Today I’ve solved bit algorithm problems.
I’ll write my solution one of those problems.
So Let’s begin.
Problem
Print the "*" by inferring example's rule.
Input
Value N(1 ≤ N ≤ 100) will be given.
Output
Print from the first line to N line.
Example Input 1
1
Example Output 1
*
Example Input 2
2
Example Output 2
*
* *
Example Input 3
3
Example Output 3
*
* *
* * *
Example Input 4
4
Example Output 4
*
* *
* * *
* * * *
From here
Let’s think about it!
It’s can be solved easily if I use many conditional expression and output expression.
But I think It can be solved just a single output function(except newline) with loops and the ternary operator.
So Let’s find the rule of this problem.
For finding the rule, I’ve drawn a table.
We can find some rule of this.
First, We can get the count of ‘i’ raw. Second, If the N is even value, We can print ‘’ when the sum of ‘i’ and ‘j’ value is an odd value. If not, We can print ‘’ when the sum of ‘i’ and ‘j’ is even value.

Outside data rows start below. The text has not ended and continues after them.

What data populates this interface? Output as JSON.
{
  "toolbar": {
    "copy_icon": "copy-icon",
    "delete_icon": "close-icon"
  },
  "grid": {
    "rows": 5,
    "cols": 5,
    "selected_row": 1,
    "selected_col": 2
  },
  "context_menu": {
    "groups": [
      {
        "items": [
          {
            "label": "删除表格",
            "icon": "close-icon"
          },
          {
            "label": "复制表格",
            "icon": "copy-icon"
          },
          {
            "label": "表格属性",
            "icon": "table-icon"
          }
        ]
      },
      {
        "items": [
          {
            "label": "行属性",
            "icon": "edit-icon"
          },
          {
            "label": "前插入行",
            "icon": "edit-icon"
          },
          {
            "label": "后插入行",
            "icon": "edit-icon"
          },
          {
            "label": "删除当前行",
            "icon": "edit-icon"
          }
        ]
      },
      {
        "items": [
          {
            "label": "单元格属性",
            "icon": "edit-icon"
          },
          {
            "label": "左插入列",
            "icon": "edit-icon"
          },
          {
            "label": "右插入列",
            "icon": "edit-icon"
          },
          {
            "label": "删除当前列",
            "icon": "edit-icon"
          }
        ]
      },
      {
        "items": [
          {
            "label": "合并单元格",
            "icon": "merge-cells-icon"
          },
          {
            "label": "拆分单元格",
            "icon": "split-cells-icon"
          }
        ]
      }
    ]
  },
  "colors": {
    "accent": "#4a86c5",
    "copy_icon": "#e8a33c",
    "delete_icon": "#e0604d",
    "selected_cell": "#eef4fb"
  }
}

The first rule can be used for a single output function(except newline).
But the second rule makes the condition. So We need to remove the condition.
I take ‘i’+’j’-‘N’.
So, ‘*’ can be printed when that value is odd.
And,
Third, We can print ‘ ‘ when that value is less than 1.
So Let’s write this to code.
#include <iostream>
using namespace std;
int main()
{
int N=0;
cin>>N;
for(int i=1; i<=N; i++)
{
for(int j=1; j<=(N+i-1); j++)
cout<< ((((i+j-N) > 0)&&(i+j-N) % 2 != 0)? "*" : " ");
cout<<endl;
}
return 0;
}
So this problem can be solved like this single output function(except newline).